James Morris, the chairman of the NZ Secondary Principals Council has stated that climate change striking students will have their absence marked as ‘unjustified’ if they take part in the global strike on March 15th.
This climate action has quickly spread across Europe, the UK, America, Australia and is now here in Aotearoa.
It would seem to me to be incongruent in the extreme to punish students for having a social conscience on what is the most urgent issue of our times. These brave young New Zealanders are striking to demand adults combat climate change meaningfully and they should be free to embark upon that activism without risk of school retribution.
The youth movement of children striking from school has been led by 16 year old Greta Thunberg from Sweden and 13 year old Alexandria Villasenor in America, their argument that there is no point staying at school if their future is doomed by catastrophic climate change forces a disruption to the frenzy of the immediate and offers a challenge to the present that must be acknowledged.
We are in a collective denial if we don’t understand the fact that we need to prime our culture, economy and society for radical climate change adaptation and these children, our children, the children who will face the most extreme points of a rapidly warming planet will be here facing this challenge long past the point many of us boomers are dead. These children are telling us in our 9-5 complacency of busy apathy that we can not ignore urgent action any longer.

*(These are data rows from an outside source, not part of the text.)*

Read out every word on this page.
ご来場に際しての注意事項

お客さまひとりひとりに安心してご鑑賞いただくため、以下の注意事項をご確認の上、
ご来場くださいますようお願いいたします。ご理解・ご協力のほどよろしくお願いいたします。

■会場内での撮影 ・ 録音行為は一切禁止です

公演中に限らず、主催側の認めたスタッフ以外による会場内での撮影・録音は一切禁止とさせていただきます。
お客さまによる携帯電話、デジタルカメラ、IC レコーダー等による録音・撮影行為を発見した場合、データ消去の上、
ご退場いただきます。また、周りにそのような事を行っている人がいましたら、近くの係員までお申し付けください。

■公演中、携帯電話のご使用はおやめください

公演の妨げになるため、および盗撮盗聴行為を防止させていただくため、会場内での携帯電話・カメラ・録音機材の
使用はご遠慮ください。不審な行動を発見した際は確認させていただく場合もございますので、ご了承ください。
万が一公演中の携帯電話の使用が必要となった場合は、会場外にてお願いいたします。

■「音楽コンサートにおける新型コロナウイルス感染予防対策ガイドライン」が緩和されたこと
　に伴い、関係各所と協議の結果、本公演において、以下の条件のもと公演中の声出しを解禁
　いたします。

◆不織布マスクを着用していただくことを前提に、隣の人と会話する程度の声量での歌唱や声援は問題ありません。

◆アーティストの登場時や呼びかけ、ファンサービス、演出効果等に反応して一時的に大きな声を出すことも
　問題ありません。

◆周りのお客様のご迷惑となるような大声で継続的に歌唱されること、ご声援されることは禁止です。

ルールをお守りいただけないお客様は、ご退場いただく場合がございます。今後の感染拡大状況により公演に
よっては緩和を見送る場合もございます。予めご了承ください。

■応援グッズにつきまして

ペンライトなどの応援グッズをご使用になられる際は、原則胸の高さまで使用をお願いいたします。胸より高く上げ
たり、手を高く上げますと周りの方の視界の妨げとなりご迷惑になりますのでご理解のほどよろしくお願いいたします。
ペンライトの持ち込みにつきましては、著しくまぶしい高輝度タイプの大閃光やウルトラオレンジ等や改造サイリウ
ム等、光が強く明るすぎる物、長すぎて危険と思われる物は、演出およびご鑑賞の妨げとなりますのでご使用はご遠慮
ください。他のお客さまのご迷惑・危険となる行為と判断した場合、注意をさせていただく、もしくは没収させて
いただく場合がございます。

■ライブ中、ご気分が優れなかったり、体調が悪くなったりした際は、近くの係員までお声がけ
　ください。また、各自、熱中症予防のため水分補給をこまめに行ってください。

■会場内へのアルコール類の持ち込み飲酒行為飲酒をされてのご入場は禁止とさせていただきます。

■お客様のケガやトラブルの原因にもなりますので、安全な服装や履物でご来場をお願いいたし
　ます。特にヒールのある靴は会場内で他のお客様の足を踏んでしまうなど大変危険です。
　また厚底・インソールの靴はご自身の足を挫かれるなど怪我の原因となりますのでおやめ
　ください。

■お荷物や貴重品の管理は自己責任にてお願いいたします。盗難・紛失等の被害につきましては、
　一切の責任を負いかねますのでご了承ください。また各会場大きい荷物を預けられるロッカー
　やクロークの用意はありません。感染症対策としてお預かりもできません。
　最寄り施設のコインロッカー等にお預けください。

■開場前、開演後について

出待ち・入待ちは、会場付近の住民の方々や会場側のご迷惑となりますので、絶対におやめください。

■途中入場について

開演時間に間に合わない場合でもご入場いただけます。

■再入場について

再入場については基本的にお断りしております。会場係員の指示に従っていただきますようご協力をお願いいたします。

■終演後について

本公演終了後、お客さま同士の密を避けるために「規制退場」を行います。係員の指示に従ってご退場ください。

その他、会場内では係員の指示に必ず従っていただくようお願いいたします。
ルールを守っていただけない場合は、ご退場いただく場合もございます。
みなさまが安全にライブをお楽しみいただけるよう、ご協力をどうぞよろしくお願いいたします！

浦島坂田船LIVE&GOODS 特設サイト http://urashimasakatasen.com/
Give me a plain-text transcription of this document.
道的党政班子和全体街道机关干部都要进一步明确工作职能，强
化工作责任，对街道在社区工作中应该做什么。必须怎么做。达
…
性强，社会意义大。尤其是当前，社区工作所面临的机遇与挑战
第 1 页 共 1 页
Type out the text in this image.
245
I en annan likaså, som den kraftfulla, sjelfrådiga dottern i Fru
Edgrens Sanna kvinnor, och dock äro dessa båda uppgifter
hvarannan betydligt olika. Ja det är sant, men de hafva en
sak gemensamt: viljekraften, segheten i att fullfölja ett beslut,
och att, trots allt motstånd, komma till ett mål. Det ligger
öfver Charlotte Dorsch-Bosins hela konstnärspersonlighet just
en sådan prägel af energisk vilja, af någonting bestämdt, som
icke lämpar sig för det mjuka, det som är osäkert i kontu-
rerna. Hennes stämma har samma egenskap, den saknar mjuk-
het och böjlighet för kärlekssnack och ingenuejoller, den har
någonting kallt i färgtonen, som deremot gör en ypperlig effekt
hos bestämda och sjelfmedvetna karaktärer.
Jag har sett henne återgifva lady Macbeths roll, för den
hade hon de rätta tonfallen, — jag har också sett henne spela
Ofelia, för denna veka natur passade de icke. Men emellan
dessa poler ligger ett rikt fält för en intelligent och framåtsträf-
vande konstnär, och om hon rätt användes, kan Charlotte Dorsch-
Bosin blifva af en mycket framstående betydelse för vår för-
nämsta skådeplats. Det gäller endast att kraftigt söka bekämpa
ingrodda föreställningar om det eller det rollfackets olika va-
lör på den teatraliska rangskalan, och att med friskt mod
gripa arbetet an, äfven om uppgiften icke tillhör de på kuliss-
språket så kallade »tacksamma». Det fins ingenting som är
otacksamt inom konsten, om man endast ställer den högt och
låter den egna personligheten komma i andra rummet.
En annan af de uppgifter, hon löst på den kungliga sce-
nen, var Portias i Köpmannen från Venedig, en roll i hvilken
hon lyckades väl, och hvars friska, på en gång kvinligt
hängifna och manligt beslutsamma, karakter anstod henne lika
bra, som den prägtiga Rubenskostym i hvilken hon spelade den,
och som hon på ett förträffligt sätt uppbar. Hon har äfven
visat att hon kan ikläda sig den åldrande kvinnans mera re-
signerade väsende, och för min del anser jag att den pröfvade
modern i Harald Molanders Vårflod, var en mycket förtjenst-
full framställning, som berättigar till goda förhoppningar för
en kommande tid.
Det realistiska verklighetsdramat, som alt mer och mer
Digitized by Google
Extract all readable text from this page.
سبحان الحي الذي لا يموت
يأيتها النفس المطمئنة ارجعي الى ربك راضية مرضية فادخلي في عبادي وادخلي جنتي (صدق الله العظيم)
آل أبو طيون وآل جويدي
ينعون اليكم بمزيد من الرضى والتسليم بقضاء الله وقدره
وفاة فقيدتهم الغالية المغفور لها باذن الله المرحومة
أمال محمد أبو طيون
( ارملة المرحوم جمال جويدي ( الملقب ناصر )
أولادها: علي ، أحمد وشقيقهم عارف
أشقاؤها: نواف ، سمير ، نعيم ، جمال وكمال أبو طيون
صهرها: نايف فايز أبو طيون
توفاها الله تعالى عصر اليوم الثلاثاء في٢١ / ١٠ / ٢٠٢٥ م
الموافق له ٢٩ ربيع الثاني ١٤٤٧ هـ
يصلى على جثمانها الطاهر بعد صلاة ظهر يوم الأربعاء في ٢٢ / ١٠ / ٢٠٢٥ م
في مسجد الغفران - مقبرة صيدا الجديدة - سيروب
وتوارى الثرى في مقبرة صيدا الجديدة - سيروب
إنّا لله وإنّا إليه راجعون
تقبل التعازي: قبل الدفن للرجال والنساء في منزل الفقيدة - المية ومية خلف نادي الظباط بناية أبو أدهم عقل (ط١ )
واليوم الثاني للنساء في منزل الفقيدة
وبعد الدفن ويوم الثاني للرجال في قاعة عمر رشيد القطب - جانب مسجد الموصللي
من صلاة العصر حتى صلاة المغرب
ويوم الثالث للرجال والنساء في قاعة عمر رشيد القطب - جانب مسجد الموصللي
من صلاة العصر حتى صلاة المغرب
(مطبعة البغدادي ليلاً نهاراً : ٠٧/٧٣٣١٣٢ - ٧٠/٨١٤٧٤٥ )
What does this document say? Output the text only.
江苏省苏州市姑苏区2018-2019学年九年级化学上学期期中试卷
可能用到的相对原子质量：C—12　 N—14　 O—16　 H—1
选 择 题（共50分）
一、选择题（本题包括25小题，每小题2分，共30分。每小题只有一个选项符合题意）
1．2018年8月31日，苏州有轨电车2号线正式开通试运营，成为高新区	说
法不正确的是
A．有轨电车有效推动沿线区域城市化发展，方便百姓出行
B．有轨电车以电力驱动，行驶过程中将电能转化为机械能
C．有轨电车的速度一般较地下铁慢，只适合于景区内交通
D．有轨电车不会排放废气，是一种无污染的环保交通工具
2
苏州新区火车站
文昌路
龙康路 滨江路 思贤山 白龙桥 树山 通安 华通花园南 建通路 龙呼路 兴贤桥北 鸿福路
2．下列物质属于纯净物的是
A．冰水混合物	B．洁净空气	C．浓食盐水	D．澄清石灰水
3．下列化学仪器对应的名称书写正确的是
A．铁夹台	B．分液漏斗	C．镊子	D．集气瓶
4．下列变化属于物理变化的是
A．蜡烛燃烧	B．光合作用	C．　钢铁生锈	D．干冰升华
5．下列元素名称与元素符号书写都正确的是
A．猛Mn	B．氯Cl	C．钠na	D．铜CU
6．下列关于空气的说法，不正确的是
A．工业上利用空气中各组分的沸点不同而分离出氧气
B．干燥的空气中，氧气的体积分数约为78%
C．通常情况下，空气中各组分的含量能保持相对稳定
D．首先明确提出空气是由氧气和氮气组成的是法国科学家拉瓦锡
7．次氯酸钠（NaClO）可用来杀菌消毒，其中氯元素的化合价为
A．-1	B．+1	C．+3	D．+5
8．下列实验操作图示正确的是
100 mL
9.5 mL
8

Climate change has a face, and it is the face of your grandchildren, children, nieces, nephews, our mokopuna. It is their future we are robbing by refusing to engage in the change required now.
Another giant iceberg is calving off Antartica this week, last week headlines of the extinction of insects, next week more extreme weather events. When every alarm bell is ringing, telling children not to strike seems conceited in the worst possible arrogance.
We require an immediate re-evaluation of what adaptation efforts deserve Government support and attention because the free market has failed when it comes to climate change. We have a long way to plant 1 billion trees, and we need more. 100% renewable power and a vast expansion of solar are things that can happen now, but we fail to back the courage of our convictions and end up pragmatically paddling to stay afloat rather than forging ahead with leadership.
Our children are begging us to listen to the future we are blindly bequeathing them, a scorned earth too scorched to breath. This is the time to listen, not mark absence as ‘unjustified’.
Any student who gets into trouble with their school for attending the strikes on March 15th should contact my office and I will write letters to the schools and complain to the Ministry of Education, moving heaven and earth to remove any punishment.
Now is the time to celebrate champion and support our Children, not constrict their voice.